Une épidémie de légionellose sans
précédent, qui avait fait 83 victimes, dont 14 morts, fin 2003-début 2004 dans
le Pas-de-Calais, sera au centre d'un procès de dix jours qui s'ouvre lundi
devant le tribunal
correctionnel de Béthune. L'épidémie s'était propagée en deux vagues, de
novembre 2003 à janvier 2004, dans l'ancien bassin minier lensois autour de
l'usine pétrochimique Noroxo, à Harnes, seule source de contamination
clairement identifiée et démantelée depuis par son propriétaire, le groupe
américain ExxonMobil.
Sur le banc des prévenus figurent la société Noroxo, son
directeur général de l'époque et la société GE Water & Process
Technologies, chargée du traitement de l'eau sur le site. Ils répondent
d'homicides et blessures involontaires par non-respect d'une obligation de
sécurité: un arrêté préfectoral du 17 décembre 2001 imposant à l'exploitant la
fermeture du système de refroidissement en cas d'une concentration en bactéries
légionelles supérieure à 100.000 Unités formant colonies par litre (UFC/l). Or,
Noroxo -qui conteste la légalité de ce texte- avait privilégié la poursuite de
l'activité et choisi un traitement biocide pour désinfecter ses deux tours
aéroréfrigérantes, malgré des prélèvements révélant en octobre 2003 des
concentrations plus de sept fois supérieures au seuil autorisé (730.000 UFC/l).

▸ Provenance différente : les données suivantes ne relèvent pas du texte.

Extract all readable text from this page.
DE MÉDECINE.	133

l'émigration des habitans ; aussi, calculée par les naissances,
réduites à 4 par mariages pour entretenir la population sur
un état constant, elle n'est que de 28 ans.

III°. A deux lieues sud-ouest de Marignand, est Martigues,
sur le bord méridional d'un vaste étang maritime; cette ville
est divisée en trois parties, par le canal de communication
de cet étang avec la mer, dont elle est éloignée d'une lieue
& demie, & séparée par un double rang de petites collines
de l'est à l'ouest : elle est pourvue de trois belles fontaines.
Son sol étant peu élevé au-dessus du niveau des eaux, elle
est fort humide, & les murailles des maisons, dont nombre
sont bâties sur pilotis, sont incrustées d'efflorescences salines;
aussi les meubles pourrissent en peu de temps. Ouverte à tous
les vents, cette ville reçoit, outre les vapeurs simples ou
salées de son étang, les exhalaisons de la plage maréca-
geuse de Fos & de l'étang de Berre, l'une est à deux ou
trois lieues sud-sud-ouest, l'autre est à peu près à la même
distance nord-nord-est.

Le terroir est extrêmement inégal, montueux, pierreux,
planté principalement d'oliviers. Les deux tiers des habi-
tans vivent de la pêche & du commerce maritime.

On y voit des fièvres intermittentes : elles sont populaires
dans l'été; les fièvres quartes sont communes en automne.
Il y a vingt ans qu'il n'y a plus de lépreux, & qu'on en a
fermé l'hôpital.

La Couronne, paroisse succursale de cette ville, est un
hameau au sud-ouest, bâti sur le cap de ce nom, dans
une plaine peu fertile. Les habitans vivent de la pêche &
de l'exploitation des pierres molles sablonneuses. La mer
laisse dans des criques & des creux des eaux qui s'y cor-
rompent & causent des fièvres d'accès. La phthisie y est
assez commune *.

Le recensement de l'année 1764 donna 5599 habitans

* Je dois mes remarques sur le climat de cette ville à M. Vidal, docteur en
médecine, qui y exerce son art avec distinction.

Ce n'est que sur injonction de la préfecture que l'usine avait finalement fermé
en décembre 2003 pour nettoyage des tours.
"Neuf ans que nous nous battons"
Une nouvelle fermeture était intervenue en janvier 2004 en
raison d'une réapparition de la maladie, probablement à la suite des opérations
de nettoyage, réalisées par une société non spécialisée à l'air libre et sans
protection, selon la justice. GE Water
& Process Technologies, qui avait supervisé cet assainissement, aurait pour
sa part failli à sa mission de conseil en n'alertant pas Noroxo sur le
nécessaire arrêt de ses installations.
"Cela fait neuf ans que nous souffrons et que nous nous
battons. Nous ne pouvons pas admettre qu'on nous ait tué les nôtres ou qu'on
les ait rendus victimes de cette maladie", a déploré Martine Delaby, la veuve
d'une des victimes. "Ce drame aurait pu être évité. Nous ne sommes pas victimes
par accident". Les deux sociétés encourent jusqu'à 375.000 euros d'amende,
selon le parquet de Béthune. L'ancien dirigeant de Noroxo risque 5 ans
d'emprisonnement et 75.000 euros d'amende. Un porte-parole de Noroxo n'a pas
souhaité faire de commentaire avant le jugement.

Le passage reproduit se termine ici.